Too little or too much can be a burden … and relying on cues from Mother Nature is a gamble at best.  So what does a community do?

In Lima Ohio, they recently set up a functional needs registry for evacuation assistance.  A pre-plan if you will that identifies those people who need (or want?) evacuating.  Except its voluntary.  Most folks don’t pre-plan their disaster response very well already so is this going to be any different?  Like the voluntary cellphone sign ups to be notified of community emergencies, most have very low participation.  So who thinks this is gonna work?

These articles usually end with a solution … but a clear answer to this quandary is a bit elusive.

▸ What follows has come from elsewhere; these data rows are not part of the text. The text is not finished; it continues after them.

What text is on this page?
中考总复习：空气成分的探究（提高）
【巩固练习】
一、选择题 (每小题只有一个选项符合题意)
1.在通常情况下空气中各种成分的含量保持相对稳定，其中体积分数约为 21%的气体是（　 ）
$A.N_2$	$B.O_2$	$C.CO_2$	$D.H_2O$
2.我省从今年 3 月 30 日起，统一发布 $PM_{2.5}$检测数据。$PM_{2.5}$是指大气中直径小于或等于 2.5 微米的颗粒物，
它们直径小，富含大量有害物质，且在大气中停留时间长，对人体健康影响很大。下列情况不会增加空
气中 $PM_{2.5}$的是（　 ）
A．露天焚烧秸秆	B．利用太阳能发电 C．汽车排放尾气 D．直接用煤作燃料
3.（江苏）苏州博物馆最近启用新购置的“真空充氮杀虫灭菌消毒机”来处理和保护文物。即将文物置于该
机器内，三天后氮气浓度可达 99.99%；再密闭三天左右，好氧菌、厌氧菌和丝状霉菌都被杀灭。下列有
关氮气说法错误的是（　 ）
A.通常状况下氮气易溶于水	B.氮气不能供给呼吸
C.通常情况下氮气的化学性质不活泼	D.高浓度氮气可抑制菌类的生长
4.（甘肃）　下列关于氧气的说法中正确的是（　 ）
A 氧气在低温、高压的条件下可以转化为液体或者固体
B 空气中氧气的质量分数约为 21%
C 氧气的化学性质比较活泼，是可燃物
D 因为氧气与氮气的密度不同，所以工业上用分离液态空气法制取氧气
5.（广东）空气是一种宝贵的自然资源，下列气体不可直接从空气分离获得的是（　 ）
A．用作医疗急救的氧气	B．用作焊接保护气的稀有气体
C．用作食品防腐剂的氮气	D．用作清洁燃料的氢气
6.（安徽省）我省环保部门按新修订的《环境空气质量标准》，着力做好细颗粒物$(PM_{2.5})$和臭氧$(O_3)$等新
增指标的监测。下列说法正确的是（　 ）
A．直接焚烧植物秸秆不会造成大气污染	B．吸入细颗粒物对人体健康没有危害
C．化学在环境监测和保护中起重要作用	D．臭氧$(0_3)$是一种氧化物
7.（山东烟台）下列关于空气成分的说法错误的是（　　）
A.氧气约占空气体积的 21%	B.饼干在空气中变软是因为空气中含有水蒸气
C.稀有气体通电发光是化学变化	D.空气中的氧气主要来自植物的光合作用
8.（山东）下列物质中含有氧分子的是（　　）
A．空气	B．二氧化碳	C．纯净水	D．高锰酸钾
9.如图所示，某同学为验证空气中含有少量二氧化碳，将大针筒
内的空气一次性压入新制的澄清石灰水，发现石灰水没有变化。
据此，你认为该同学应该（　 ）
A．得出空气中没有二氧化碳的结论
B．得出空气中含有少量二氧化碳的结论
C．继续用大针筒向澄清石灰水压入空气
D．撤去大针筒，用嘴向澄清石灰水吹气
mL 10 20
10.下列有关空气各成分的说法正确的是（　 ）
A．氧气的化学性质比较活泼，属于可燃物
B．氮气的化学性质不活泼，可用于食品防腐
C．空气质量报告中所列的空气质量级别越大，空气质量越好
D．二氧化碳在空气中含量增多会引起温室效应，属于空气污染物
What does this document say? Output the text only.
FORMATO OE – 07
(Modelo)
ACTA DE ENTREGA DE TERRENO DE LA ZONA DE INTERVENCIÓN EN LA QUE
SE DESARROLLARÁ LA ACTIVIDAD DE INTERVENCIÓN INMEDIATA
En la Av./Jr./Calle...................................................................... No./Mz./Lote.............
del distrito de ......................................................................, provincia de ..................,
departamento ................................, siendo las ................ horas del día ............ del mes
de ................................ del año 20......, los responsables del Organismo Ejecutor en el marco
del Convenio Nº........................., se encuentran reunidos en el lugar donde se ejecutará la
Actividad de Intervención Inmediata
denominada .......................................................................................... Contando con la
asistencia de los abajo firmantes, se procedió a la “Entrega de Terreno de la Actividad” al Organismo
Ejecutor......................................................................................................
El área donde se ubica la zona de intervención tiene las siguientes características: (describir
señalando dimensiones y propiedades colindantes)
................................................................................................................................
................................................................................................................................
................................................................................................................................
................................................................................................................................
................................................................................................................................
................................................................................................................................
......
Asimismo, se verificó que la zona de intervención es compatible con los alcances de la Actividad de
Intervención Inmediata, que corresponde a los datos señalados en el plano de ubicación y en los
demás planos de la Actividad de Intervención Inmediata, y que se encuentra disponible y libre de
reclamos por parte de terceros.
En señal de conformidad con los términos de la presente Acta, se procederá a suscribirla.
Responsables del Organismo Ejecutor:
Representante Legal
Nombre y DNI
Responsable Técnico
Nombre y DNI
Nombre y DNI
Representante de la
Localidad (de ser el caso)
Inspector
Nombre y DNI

If one of my clients asked me to help frame a response I would always start with framing the objective first.  No government agency (in America anyway) will say that there is such a thing as an “acceptable loss” so I’ll assume that their objective would be to save everyone early and often … until they saw the price tag.

A typical government solution is to sock more money away for an emergency that threatens its taxpayers, er, I mean people, yet most money trees are running dry for such pie in the sky events.

So perhaps they should bolster their public/private partnerships to cultivate and train existing community resources to step up during a time in need, whenever that need arises?